MySQLquerywindow functions

I have a table in a MySQL database that has information about passenger flights. I want to do some analysis of flight delays. I would like to add a calculated attribute to each row that indicates how many flights arriving at the current row's departure airport, by the same carrier, were delayed in the past 24 hours.

I haven't had any luck writing this query. I think that I can express my intent with:

-- Find a count of all rows
    count(*) where
-- Of the same carrier 
    a.FlightCarrier = thisRow.FlightCarrier
-- that arrived at our departure airport
    a.DestinationAirport = thisRow.OriginAirport
-- scheduled to arrive before ScheduledDepartureTimeUTC
    a.ScheduledArrivalTimeUTC < thisRow.ScheduledDepartureTimeUTC
-- scheduled to arrive after (ScheduledDepartureTimeUTC - 24h)
    a.ScheduledArrivalTimeUTC > (thisRow.ScheduledDepartureTimeUTC - 24h)
-- had a delayed arrival
    a.DelayedArrival = 1

I attempted to write this as a SQL statement:

alter table flight add column DelayedCarrierArrivals24H int as
(select count(*) from flight a where 
 a.FlightCarrier = FlightCarrier
 and a.DestinationAirport = OriginAirport
 and a.ScheduledArrivalTimeUTC < ScheduledDepartureTimeUTC
 and a.ScheduledArrivalTimeUTC > (ScheduledDepartureTimeUTC - (60 * 60 * 24))
 and a.DelayedArrival = 1) STORED;

However, MySQL balks at this with "You have an error in your SQL syntax… near 'select count(*) from flight a where a.FlightCarrier = FlightCarrier"

What's the 'right' way to create this column in MySQL? I had originally thought to use windowing functions but couldn't divine the right way to express my intent with those features, either.

Best Answer

The problem

https://dev.mysql.com/doc/refman/5.7/en/create-table-generated-columns.html says:

Generated column expressions must adhere to the following rules. An error occurs if an expression contains disallowed constructs.

...

Subqueries, parameters, variables, stored functions, and user-defined functions are not permitted.

...

Your expression includes a subquery. Note that the error message pointed directly to the subquery: "... near 'select ..."

Generated columns are rather limited (for good reasons).

Suggestion 1

May I suggest that you do the computation when you are fetching data from the table.

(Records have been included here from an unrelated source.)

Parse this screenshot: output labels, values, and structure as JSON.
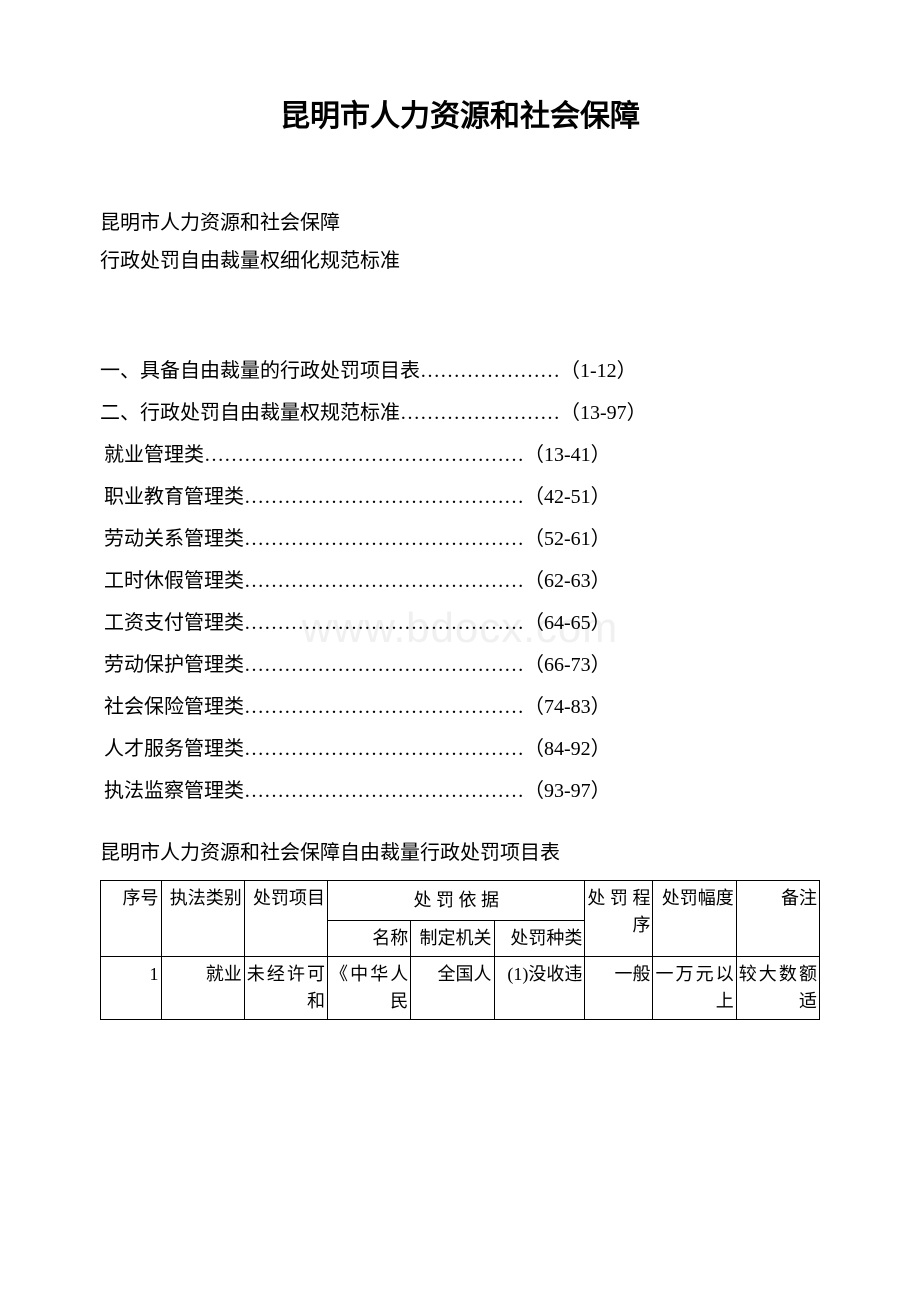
{
  "title": "昆明市人力资源和社会保障",
  "subtitle1": "昆明市人力资源和社会保障",
  "subtitle2": "行政处罚自由裁量权细化规范标准",
  "toc": [
    {
      "text": "一、具备自由裁量的行政处罚项目表…………………（1-12）",
      "indent": false
    },
    {
      "text": "二、行政处罚自由裁量权规范标准……………………（13-97）",
      "indent": false
    },
    {
      "text": " 就业管理类…………………………………………（13-41）",
      "indent": true
    },
    {
      "text": "职业教育管理类……………………………………（42-51）",
      "indent": true
    },
    {
      "text": "劳动关系管理类……………………………………（52-61）",
      "indent": true
    },
    {
      "text": "工时休假管理类……………………………………（62-63）",
      "indent": true
    },
    {
      "text": "工资支付管理类……………………………………（64-65）",
      "indent": true
    },
    {
      "text": "劳动保护管理类……………………………………（66-73）",
      "indent": true
    },
    {
      "text": "社会保险管理类……………………………………（74-83）",
      "indent": true
    },
    {
      "text": "人才服务管理类……………………………………（84-92）",
      "indent": true
    },
    {
      "text": "执法监察管理类……………………………………（93-97）",
      "indent": true
    }
  ],
  "sectionTitle": "昆明市人力资源和社会保障自由裁量行政处罚项目表",
  "watermark": "www.bdocx.com",
  "table": {
    "colWidths": [
      "8%",
      "11%",
      "11%",
      "11%",
      "11%",
      "12%",
      "9%",
      "11%",
      "11%"
    ],
    "mergedHeader": "处 罚 依 据",
    "headerRow": [
      "序号",
      "执法类别",
      "处罚项目",
      "名称",
      "制定机关",
      "处罚种类",
      "处罚程序",
      "处罚幅度",
      "备注"
    ],
    "dataRow": [
      "1",
      "就业",
      "未经许可和",
      "《中华人民",
      "全国人",
      "(1)没收违",
      "一般",
      "一万元以上",
      "较大数额适"
    ]
  },
  "colors": {
    "text": "#000000",
    "background": "#ffffff",
    "border": "#000000",
    "watermark": "#f0f0f0"
  },
  "fonts": {
    "body": "SimSun",
    "titleSize": 30,
    "bodySize": 20,
    "tableSize": 18
  }
}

Consider writing a VIEW or Stored routine to hide it from the caller.

Suggestion 2

Perhaps this comes closer to what you are looking for?

SELECT  b.*, 
    (
        SELECT  count(*)
            from  flight a
            where  a.FlightCarrier = b.FlightCarrier
              and  a.DestinationAirport = b.OriginAirport
              and  a.ScheduledArrivalTimeUTC < b.ScheduledDepartureTimeUTC
              and  a.ScheduledArrivalTimeUTC >= (b.ScheduledDepartureTimeUTC - (60 * 60 * 24))
              and  a.DelayedArrival = 1 
    )
    FROM  flight AS b;

It won't be efficient due to the correlated subquery, but we can work on that. First, verify that it does what you need.

Suggestion 3

Better would be to have a column for that info, then do the computation separately as you are storing the b information.

INSERT INTO flight ( ..., DelayedCarrierArrivals24H)
    SELECT ...,    -- the values from your source
        ( SELECT ... ) AS DelayedCarrierArrivals24H;